Jääskinen differentiated between the search engine operator merely supplying an automated 'information location tool' - search results from an 'index' that drew on but did not exercise control over third party sites that featured personal data. The operator would accordingly have a protected status similar to that enjoyed by telecommunications providers, having no awareness of the personal data "in any other sense than as a statistical fact". The third party sites, such as a newspaper site, would instead be controllers under the Directive. Jääskinen argued that the "provision of an information tool does not imply any control over the content", consistent with  the Article 29 Working Party Opinion 1/2008 that characterised "a search engine provider" as acting "purely as an intermediary" and indicating that "the principal controllers of personal data are the information providers".
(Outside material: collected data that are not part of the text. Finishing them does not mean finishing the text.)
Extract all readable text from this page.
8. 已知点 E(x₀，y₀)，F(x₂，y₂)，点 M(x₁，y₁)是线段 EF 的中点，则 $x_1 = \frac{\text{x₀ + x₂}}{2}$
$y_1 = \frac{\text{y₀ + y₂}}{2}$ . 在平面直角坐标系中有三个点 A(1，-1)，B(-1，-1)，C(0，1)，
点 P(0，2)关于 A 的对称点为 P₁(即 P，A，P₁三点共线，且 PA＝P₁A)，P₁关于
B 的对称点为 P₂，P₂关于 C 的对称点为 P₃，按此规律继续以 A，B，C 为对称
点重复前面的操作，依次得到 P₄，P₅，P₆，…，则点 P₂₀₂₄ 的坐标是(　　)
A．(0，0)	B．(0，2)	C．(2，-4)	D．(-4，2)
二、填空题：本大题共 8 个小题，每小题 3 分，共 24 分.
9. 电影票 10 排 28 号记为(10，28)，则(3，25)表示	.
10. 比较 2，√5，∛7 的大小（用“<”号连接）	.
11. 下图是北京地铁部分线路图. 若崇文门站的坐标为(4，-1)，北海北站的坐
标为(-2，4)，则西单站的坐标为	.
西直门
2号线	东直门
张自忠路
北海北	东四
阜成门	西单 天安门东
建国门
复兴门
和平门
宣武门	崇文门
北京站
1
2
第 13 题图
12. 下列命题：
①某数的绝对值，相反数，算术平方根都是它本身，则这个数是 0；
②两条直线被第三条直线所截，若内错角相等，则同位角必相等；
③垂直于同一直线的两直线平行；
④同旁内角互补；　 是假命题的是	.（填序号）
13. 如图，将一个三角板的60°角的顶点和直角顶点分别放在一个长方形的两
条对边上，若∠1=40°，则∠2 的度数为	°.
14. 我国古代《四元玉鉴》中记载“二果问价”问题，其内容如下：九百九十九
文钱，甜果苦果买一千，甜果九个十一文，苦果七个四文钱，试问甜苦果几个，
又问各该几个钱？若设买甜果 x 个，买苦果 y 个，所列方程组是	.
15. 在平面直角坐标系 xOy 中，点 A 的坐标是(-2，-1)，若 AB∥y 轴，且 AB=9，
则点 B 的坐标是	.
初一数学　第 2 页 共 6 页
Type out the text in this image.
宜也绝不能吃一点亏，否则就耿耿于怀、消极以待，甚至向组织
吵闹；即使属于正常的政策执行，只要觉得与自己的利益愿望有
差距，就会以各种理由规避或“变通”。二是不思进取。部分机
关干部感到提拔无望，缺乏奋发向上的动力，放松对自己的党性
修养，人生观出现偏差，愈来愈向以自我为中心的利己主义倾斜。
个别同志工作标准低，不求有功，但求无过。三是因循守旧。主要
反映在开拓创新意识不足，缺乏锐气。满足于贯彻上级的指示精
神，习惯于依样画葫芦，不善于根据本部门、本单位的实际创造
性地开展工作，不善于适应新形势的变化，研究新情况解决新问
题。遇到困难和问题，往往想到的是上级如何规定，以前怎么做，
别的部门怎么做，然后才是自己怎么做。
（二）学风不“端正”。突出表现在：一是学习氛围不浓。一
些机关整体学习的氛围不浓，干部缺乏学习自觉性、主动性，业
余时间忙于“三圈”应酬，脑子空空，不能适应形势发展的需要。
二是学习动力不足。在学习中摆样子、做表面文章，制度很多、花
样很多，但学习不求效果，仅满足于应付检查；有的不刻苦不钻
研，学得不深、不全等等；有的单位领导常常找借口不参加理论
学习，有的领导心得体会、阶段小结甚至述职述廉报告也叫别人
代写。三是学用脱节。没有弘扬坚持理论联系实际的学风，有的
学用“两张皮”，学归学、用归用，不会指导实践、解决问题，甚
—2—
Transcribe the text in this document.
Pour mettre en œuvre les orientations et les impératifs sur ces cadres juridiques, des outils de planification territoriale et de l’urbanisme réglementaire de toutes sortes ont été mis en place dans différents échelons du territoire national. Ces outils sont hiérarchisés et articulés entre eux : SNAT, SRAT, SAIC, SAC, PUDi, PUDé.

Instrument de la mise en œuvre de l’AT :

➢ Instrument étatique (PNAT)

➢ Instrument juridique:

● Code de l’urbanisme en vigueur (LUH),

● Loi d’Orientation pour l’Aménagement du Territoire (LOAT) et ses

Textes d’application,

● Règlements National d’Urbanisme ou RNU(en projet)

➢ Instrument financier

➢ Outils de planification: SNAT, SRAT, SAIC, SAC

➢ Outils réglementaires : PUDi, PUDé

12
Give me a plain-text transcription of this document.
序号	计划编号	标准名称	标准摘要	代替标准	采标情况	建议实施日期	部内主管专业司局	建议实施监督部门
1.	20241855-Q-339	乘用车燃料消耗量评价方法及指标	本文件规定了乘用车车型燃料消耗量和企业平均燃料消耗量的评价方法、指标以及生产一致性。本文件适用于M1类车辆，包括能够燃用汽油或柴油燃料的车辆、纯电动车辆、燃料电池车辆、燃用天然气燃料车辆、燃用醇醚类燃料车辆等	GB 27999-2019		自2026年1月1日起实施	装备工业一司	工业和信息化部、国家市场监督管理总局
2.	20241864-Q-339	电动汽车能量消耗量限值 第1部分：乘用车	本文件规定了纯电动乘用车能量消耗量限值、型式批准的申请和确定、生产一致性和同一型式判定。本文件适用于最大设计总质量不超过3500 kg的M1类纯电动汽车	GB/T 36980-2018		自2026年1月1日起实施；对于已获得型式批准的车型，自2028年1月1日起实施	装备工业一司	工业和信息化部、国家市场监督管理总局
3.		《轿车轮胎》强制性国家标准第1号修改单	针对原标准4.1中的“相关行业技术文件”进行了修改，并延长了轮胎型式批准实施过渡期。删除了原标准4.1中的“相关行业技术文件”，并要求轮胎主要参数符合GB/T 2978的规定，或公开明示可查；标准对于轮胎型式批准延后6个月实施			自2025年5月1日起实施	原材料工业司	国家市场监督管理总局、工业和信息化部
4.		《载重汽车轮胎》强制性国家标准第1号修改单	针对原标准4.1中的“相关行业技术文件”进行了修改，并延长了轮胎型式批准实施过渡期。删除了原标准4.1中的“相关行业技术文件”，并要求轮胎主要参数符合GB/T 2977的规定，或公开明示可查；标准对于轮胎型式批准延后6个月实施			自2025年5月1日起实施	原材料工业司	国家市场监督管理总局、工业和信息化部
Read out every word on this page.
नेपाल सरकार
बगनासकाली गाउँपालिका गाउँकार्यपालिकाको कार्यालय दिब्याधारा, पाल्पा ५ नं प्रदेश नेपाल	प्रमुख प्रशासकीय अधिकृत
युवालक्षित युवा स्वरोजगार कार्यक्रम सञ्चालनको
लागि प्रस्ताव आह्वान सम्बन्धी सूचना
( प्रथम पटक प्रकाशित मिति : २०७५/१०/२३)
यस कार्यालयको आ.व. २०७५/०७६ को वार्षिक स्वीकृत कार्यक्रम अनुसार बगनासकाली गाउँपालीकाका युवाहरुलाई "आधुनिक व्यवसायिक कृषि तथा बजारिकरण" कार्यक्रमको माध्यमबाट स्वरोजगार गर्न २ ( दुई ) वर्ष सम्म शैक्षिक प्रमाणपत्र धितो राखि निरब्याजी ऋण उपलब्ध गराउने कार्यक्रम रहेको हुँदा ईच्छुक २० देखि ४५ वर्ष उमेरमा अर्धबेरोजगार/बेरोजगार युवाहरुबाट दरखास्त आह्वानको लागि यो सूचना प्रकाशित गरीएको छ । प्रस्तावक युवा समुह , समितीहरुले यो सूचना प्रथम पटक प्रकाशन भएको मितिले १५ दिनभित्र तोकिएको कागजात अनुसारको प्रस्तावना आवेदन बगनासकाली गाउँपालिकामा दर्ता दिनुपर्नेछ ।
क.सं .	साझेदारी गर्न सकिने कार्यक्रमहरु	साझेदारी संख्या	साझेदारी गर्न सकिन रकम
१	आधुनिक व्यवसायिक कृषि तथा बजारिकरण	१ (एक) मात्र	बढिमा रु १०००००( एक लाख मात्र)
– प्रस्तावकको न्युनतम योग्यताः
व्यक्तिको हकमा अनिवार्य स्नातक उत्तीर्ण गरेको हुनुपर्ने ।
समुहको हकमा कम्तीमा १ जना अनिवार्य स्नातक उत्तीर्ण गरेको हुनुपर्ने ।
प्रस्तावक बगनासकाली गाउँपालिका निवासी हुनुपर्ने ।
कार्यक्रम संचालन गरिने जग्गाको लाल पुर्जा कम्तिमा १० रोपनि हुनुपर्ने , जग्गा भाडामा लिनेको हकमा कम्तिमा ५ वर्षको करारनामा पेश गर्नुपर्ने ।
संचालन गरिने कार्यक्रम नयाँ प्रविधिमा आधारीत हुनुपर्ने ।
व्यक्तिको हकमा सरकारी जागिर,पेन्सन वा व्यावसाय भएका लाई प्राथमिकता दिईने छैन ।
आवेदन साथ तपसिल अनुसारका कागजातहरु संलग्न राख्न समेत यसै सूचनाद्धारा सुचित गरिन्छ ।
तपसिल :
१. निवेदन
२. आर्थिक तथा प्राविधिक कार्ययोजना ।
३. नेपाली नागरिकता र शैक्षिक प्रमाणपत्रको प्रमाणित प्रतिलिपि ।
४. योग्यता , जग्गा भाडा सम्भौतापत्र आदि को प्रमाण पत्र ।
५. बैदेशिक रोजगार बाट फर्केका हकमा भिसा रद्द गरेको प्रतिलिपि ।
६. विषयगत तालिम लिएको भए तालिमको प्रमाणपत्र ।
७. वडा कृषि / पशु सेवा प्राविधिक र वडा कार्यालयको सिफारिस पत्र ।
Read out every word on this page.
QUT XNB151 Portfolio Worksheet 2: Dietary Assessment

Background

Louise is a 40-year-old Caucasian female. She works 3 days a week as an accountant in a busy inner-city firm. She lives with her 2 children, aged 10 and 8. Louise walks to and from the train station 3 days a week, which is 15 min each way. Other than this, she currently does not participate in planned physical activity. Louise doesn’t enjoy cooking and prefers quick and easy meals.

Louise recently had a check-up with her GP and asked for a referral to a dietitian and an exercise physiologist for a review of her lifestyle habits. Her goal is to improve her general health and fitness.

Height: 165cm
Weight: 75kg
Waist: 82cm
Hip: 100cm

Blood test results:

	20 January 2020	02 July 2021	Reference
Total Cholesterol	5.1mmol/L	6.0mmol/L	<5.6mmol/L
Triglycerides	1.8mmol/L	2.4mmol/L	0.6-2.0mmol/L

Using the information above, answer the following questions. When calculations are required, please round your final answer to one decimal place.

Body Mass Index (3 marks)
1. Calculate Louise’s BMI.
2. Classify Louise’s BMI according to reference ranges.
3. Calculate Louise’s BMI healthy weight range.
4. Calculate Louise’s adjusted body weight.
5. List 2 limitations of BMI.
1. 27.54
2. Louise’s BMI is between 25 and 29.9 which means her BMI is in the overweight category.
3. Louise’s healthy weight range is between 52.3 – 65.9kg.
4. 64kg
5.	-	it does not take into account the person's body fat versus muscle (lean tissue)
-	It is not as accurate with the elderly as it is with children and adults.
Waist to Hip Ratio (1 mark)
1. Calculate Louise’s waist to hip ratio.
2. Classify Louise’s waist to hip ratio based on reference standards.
Search engine operators would be controllers in relation to the cache if they chose not to comply with exclusion codes (robot txt/do not follow tag) on a third party page or chose not to update a page in the cache despite a request received from the third party that originated the cached content. In those instances the operators would need to comply with all obligations imposed by the Directive on data controllers, including the Article 6 data quality principles.

Jääskinen considered that provision of internet search engine services meets the legitimate interests criteria outlined in Article 7 of the Directive, with the automated index reflecting notions of adequacy, relevancy, proportionality, accuracy and completeness.

Jääskinen accordingly considered that a national data protection agency such as the AEPD cannot require an search engine operator such as Google to expunge information from its search results, other than instances where the operator has not complied with the exclusion codes or where a request emanating from the website regarding update of cache memory has not been complied with.

Is there a broad right to be forgotten? Jääskinen says no. The Opinion discusses the Directive's provision for erasure or blocking of data and the right to object, arguing that (in the absence of a new unequivocal right under the proposed Data Protection Regulation) there is no general right to be forgotten. Gonzalez as a data subject has no right to require - on a subjective basis - a search engine operator to prevent indexation of information that has been legally published on third party sites.

Jääskinen considered the fundamental right to the protection of personal data under Article 8 of the EU Charter of Fundamental Rights, along with the corresponding provision in the European Convention for the Protection of Human Rights and Fundamental Freedoms. The Opinion argues that the right to protection of personal data and private life is not absolute. Protection must be balanced with other fundamental rights, in particular the freedom of expression, freedom of information and freedom to conduct business. A generalised right to be forgotten would sacrifice these rights, potentially resulting in censorship by private parties on a subjective basis.

The Opinion recommends that the Court decline to accept a "case-by-case" approach to the present case, as it would open up internet search providers to unmanageable numbers of requests.